Изменить размер шрифта - +
Но мы еще побеседуем с тобой.

Он вышел наружу, оставив одного эсэсовца стеречь меня. Присудок лежал тут же. Он то стонал, то впадал в беспамятство. Бальдур распоряжался во дворе. Теперь он вспомнил о Кощее, но того и след простыл.

Как угнетает солнечная тишина! Машин не слышно на шоссе, и птицы замолчали. Только листья чуть шелестят в знойном мареве...

Я вдруг подумал, что смерть сейчас не пугает меня. Надо же когда‑нибудь! Только вот этот танковый корпус... Куда он идет? Зачем? Этого я уже не узнаю... Из двери пышет как из печки. А тут не жарко. Только болит разбитая скула. И пить хочется, но не так мучительно, как в шепетовской комендатуре. Я тогда старался думать об Анни, чтобы забыть о воде... Теперь мысль об Анни, явившись, уже не оставляет меня. Я открываю глаза, и с темного потолка на меня смотрит Анни. Вот ее широкий ясный лоб и четкие брови. Губы улыбаются. Как хорошо я вижу твое лицо, Анни!

Ветерок повеял. Оказывается, запахи тоже бывают печальными. Горький запах... Это пахнут твои руки или, может быть, листья ореха? У этого дерева гладкая, прохладная кожа. Если бы прикоснуться к ней щекой... Ты пахнешь листьями ореха, Анни?..

Я всматриваюсь до боли в ее лицо на потолке, зыбкое, как отражение в воде. Мне хочется услышать голос, и я слышу его. Сейчас мне можно все. И скользит, мерцает светлая мелодия. А слова? «Entbehren sollst du! Sollst entbehren!»[90]

Почему я должен отказаться? Хочу жить! Хочу купаться в реке! Хочу видеть солнце, а не блики на потолке сарая. И нет Анни! Полутемная клуня, прелая солома и немец в соломенно‑желтой форме. Он задремал на ящике из‑под пива. Поставил между колен автомат. Даже подползти к нему я не могу. Я ничего не могу — только мыслить. Но пока мыслю, линия фронта проходит через дверь этого сарая, через мое сердце, раз оно еще бьется.

Я закрыл глаза, сжал веки... И грянул гром. Гром среди ясного неба, как тогда, когда отец скомандовал: «Все — от моста!.. Взрыв!» Потому что это был действительно взрыв. За ним — второй, третий, и сливающийся перестук автоматов. Мой сторож вскочил и упал, не вскрикнув, на пороге клуни. А там, в корчме, грохотали выстрелы, рвались гранаты. Пыль встала во дворе золотым туманом, и из него появились двое. Нож полоснул по веревкам.

— Алешка! Живой! Держи! — Голованов сунул мне в руки автомат убитого.

Кощей помог подняться. Вдруг он насторожился. Ржавая солома шевелилась. Там копошился человек. Кощей вытянул его за ногу, безразлично спросил:

— А, це ти?

Он поднял в углу лом и с выдохом ударил вниз, как скалывают лед. Потом вышел вслед за мной. Двор был полон народа. Партизаны окружили горящую корчму. Прозрачные в солнечном свете языки пламени скользили по стекам. Бурые клубы поднимались над кровлей. Запашный, еще разгоряченный боем, кинулся ко мне:

— А що, таки вчасно поспіли, хай йому грець!

Он был совсем таким, как тогда, на льдине, только золотой чуб стал тусклым от седины и гари.

— Сколько немцев было? — спросил Сергий у шинкаря.

— Семеро.

— Один — тут, унтер — в комopi, — деловито считал Сергий, — шофер — під машиною, ще один — в клуні…
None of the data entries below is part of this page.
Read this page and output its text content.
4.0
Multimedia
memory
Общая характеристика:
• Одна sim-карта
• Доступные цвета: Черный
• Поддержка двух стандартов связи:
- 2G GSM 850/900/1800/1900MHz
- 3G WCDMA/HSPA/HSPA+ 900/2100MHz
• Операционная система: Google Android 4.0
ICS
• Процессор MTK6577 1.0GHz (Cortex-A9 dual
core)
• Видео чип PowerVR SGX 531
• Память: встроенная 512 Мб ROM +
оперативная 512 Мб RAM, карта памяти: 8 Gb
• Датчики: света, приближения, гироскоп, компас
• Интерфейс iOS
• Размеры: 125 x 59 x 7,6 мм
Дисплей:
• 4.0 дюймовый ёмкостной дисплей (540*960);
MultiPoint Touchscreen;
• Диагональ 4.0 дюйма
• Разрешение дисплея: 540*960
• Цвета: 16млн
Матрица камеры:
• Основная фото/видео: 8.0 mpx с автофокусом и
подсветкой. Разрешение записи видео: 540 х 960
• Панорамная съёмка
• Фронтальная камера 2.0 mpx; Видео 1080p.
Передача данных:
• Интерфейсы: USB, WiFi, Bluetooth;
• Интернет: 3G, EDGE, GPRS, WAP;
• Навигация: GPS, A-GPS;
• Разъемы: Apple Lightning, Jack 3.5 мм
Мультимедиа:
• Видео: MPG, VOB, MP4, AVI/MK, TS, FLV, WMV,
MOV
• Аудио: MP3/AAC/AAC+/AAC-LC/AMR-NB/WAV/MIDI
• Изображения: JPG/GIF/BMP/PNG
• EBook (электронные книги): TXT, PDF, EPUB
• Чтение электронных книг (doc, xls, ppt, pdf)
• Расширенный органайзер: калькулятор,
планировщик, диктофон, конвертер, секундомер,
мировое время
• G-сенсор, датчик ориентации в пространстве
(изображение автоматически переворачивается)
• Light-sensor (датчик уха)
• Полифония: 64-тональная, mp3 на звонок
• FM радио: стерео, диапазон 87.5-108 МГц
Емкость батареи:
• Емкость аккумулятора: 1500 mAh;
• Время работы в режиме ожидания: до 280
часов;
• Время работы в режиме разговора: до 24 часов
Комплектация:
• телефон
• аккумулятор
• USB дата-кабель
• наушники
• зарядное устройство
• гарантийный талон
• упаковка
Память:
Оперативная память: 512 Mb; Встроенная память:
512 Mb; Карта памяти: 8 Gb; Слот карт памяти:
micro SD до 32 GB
Партизаны выволокли из горящей корчмы еще двоих эсэсовцев в дымящейся одежде. Голованов бросился прыжком на одного из них, схватил за глотку:

— Шоммер!

Мы с трудом оттащили его от Бальдура.

— Это ж Шоммер... — хрипел Голованов, — ...который Катю замучил.

Я подошел к Бальдуру:

— Раздевайся!

Он презрительно посмотрел на меня, сказал сквозь зубы:

— Жаль, что я тебя сразу не расстрелял.

— Раздевайся, говорят тебе!

Партизаны уже стаскивали с него мундир.